The big dilemma is keeping Medicare financially robust enough to have it to continue working for millions of Americans into the next generations -- this is what Congress and the Trump administration will explore in the coming years.

President Donald Trump promised older voters during his campaign that Medicare would remain intact. “"Every Republican wants to do a big number on Social Security. They want to do it on Medicare. They want to do it on Medicaid. And we can’t do that,” he said at a New Hampshire rally during the primaries. “It’s not fair to the people who have been paying in for years.”

On this issue, the president sets himself apart, at least for now, from the Republican establishment calling for major Medicare reform.

How the GOP wants to change Medicare

“Because of Obamacare, Medicare is going broke,” Speaker Ryan said. “For those of us in the younger generations, it won’t be there for us if we stay on the current path.”

Medicare accounts for 15 percent of the federal budget and is expected to grow as the number of beneficiaries rises. Enrollment is expected to go up as the large Baby Boomer generation retires; but enrollment could drop in future generations with a smaller population base.

Contrary to Ryan’s claim, experts say Obamacare has extended the life of Medicare by slowing the growth of spending and cracking down on fraud, waste and excessive payment. Medicare annual cost increases between 2010 and 2015 were 1.4 percent while private insurance in the same period rose more than double that at 3.0 percent.

As far as Medicare’s financial strength, according to the 2017 Medicare Trustees report, Medicare is able to pay all its bills through 2028, in part due to Obamacare. The Affordable Care Act or Obamacare has also helped beneficiaries save on prescription drugs. Between 2010 and 2015, nearly 11 million Medicare beneficiaries saved $20.8 billion on prescription drugs, an average of $1,945 per person.

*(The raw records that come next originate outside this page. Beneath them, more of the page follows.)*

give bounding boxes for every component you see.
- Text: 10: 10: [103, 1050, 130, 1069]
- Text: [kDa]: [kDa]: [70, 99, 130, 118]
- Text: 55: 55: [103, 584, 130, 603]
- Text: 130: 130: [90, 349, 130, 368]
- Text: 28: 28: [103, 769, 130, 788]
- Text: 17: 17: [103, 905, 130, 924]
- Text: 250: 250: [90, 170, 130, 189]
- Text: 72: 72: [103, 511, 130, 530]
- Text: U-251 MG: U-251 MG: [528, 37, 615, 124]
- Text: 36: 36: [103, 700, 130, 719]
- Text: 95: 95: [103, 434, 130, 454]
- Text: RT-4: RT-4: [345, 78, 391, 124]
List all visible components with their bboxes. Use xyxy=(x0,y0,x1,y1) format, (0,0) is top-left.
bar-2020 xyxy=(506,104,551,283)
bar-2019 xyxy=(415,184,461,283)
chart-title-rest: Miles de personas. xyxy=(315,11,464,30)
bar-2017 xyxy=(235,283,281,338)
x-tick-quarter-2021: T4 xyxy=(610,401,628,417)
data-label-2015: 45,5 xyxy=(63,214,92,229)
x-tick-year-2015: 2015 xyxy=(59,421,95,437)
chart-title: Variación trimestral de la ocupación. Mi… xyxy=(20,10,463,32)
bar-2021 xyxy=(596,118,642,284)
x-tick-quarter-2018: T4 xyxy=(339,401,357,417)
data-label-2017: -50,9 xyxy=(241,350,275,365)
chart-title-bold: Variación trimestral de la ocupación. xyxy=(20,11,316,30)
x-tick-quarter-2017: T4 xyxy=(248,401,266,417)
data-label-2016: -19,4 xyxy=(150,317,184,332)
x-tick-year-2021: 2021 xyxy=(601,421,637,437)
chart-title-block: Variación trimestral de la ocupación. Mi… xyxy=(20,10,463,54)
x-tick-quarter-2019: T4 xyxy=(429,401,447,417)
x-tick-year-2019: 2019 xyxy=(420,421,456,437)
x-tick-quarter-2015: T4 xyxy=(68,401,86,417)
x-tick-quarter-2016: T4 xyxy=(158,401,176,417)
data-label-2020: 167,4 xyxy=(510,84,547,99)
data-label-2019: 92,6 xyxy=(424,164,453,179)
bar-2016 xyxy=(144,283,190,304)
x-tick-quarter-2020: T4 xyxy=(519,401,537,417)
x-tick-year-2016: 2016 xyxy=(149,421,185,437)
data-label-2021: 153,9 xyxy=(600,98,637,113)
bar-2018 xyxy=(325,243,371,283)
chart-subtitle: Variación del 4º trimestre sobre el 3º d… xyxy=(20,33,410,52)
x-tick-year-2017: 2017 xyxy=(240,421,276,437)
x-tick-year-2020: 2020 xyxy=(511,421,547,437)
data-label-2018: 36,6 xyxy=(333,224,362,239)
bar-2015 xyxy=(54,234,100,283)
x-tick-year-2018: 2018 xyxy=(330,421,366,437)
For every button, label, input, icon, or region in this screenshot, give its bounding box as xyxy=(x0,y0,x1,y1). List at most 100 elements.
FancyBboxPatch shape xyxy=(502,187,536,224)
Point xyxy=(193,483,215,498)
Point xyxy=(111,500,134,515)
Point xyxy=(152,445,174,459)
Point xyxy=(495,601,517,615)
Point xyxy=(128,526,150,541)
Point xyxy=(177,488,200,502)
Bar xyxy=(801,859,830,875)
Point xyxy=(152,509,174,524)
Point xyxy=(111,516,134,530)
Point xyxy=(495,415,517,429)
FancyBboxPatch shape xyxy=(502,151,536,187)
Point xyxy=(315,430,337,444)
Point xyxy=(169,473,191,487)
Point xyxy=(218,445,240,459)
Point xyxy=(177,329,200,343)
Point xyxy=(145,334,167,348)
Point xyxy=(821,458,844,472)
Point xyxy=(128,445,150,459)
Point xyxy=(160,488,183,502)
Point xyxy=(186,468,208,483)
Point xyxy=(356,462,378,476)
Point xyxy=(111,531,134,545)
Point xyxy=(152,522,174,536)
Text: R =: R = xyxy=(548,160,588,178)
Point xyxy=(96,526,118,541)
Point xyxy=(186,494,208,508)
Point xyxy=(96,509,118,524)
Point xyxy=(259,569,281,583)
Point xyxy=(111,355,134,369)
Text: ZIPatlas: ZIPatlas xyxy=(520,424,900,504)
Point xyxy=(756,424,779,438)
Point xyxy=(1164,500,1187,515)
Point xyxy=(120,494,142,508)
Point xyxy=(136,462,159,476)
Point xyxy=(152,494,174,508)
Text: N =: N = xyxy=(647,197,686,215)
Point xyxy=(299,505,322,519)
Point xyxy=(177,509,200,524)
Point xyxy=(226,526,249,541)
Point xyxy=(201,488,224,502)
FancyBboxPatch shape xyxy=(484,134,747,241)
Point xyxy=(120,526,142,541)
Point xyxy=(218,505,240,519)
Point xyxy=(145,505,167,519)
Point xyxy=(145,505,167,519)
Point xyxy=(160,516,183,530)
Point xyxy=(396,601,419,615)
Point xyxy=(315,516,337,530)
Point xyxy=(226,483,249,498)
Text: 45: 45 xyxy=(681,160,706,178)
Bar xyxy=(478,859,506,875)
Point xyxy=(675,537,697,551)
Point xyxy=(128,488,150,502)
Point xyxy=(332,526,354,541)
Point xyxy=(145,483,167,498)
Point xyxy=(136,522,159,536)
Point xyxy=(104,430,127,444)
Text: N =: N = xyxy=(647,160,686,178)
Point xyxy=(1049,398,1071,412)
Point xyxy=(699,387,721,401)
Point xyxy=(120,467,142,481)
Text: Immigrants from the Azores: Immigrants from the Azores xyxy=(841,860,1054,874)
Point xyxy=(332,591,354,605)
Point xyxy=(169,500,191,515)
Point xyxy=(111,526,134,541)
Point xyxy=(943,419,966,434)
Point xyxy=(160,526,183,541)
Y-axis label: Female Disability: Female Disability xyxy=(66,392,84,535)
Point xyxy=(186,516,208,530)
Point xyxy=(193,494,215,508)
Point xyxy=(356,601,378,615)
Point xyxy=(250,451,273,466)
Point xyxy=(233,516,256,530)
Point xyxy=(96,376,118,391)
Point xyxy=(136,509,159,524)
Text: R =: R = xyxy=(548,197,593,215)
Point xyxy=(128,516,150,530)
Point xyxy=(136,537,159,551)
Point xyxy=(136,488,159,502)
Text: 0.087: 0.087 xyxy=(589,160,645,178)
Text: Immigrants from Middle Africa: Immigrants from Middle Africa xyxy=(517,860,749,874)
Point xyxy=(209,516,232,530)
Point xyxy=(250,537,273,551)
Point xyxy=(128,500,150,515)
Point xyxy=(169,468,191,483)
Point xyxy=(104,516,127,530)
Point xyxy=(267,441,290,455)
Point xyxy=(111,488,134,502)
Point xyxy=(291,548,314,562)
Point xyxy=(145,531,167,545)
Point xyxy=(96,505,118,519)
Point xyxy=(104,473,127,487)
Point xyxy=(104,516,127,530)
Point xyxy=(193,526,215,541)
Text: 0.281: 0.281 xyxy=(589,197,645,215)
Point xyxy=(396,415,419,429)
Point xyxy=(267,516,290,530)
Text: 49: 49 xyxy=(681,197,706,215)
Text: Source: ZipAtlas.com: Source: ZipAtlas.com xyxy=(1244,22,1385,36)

Under Ryan’s plan, Medicare would go from the current benefit program to a contribution program. The guaranteed benefits package coverage that Medicare beneficiaries currently have would be replaced by a “premium/voucher support” system. Under this new system, the government would give beneficiaries a fixed dollar amount that must be used to shop for coverage from private health insurers in a new Medicare exchange.

Ryan and Senate Majority leader Mitch McConnell (R-Ky) would also want to raise the Medicare eligibility age from 65 to 67.

The fixed dollar amount or government subsidy is based on the Medicare recipient’s income. The less taxable income a recipient has, the bigger the subsidy. If a recipient chooses a plan that costs more than the government subsidy, the recipient must pay the difference.

Consumer groups such as AARP and Democrats oppose Ryan’s plan citing numerous problems. Health care policy expert Henry Aaron of the Brookings Institution who formerly supported Ryan’s plan had changed his position saying it would be dangerous and foolhardy to switch to vouchers. “When the fact changes, I changed my mind,” he said.

"What you've got here is a group of people who are very sick, poor, and often cognitively impaired one way or the other," said Aaron. "Tossing people like that into a health care marketplace and saying, 'Here, go buy some insurance,' is a recipe for problems."

Experts say Ryan’s approach would erode much-needed coverage and shift costs to many who live on fixed incomes. While lower-income recipients would receive greater subsidies, it is unlikely to keep pace with risings costs of insurance. This would lead to health rationing -- recipients going without needed medical care due to an inability to pay for increased out-of-pocket costs.